でも、足にぴったり沿って、履き心地が良い。それで、あろうことか色違
いで三着も買った。よそ行きでこういうことは始めて。
だって、外出用なら、違うシルエットの方が着こなしの幅が広がる。
しかし、そのスキニーは、そんな考えを抑え込むほど履き心地が良かった。
問題は、脚の形が如実に出ること。
ヒップから下に細くなっていくべきシルエットが、途中、太もものところ
で生地が膨らむ。私の太ももは、筋肉という点では褒められるしっかりした
存在感があり、ちょっと変、あるいはエロチックに見えないかなあ。
お尻の形もくっきり出る。
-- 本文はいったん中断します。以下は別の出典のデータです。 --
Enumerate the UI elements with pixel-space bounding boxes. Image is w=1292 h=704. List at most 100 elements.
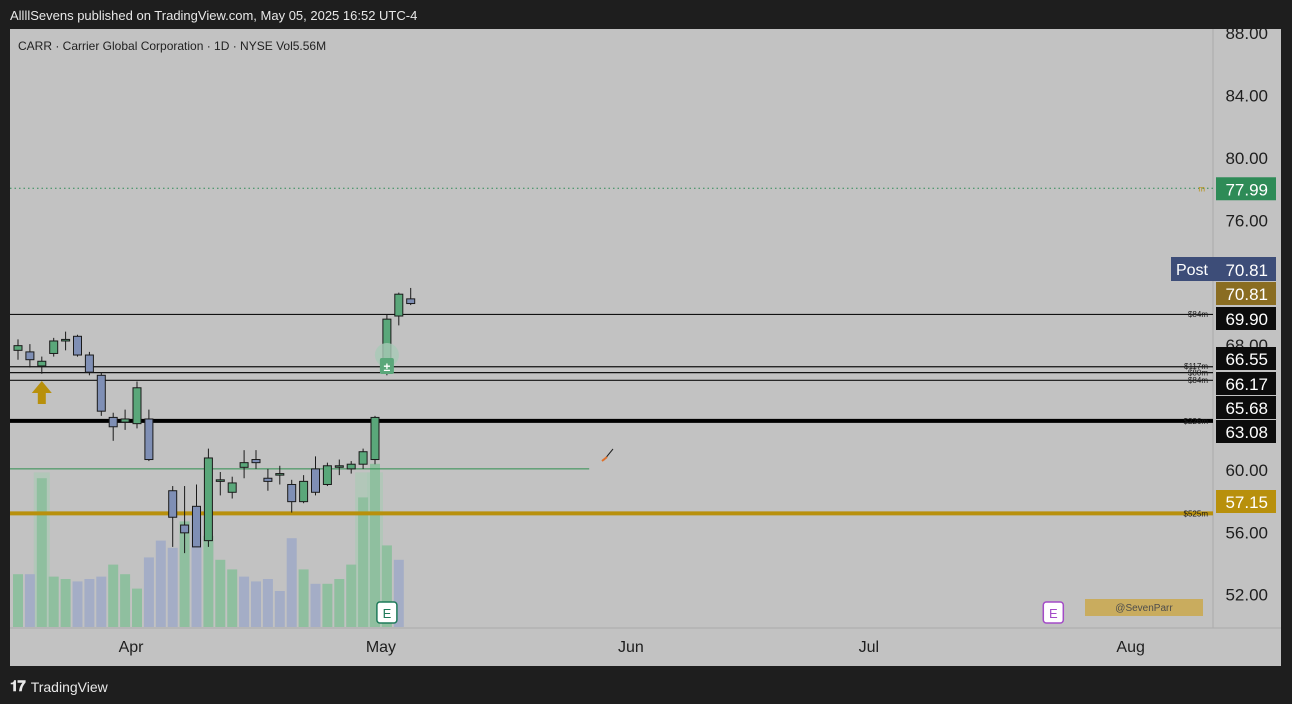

その方が問題かも。
新型コロナウイルスの蔓延で自宅勤務の機会が増えたせいか、トップスは
だぼっとゆったりしたシルエットが定着したが、私の手持ちのシャツはみな、
身体のラインに沿う細身のシルエット。
上も下も細身ではバランスが悪い。
そこで、新たに買ったのが薄紫色のコットンシャツだった。
四色ある中でその色が一番私に似合うと店員に言われた。
「ごめんなさいね」
そんな前置き付きで何度も言われたのは、私がその色に気乗りしない理由
を述べていたからだ。
私は、その色のブラウスとシャツを持っている。ほかの色もある中でどれ、
となったら、どのショップの店員も私にその色を勧めたのである。
ただ、寸分違わず同じ色。
せめて少し濃いとか薄いとか、色に微妙な差があれば、ああまた、という
気分ではなくなり、もう少し心が弾むだろうに、なんでまったく同じなんだ
ろう。
だもんで、一番似合うのを選んだはずが、必需品を買うような冷めた気分
になる。
しかし、私を見た同僚が、
「わー、爽やか」
と声をあげてくれ、ようやく満足感が込み上げてきた。
別の一人は、
「菊さんって、そういう色が似合うね」
「そうなのよ」
と私。
だって、そうだから。
すると、
「否定しないんだ」
と言われて、困惑。
口先だけの謙遜は不要な関係だと思うから、そう言ったんだけどな。
あ、でも。
自分には似合わないけど、私には似合うということで、私のことを羨まし
い、と思う気持ちが同僚の心の中にチラッとでもあったのなら、私の答えは
ヌケヌケと厚かましかったことになる。
それでも。
白々しい謙遜は、言うのも聞くのも嫌なんだよなあ。
次の時には、どうしよう。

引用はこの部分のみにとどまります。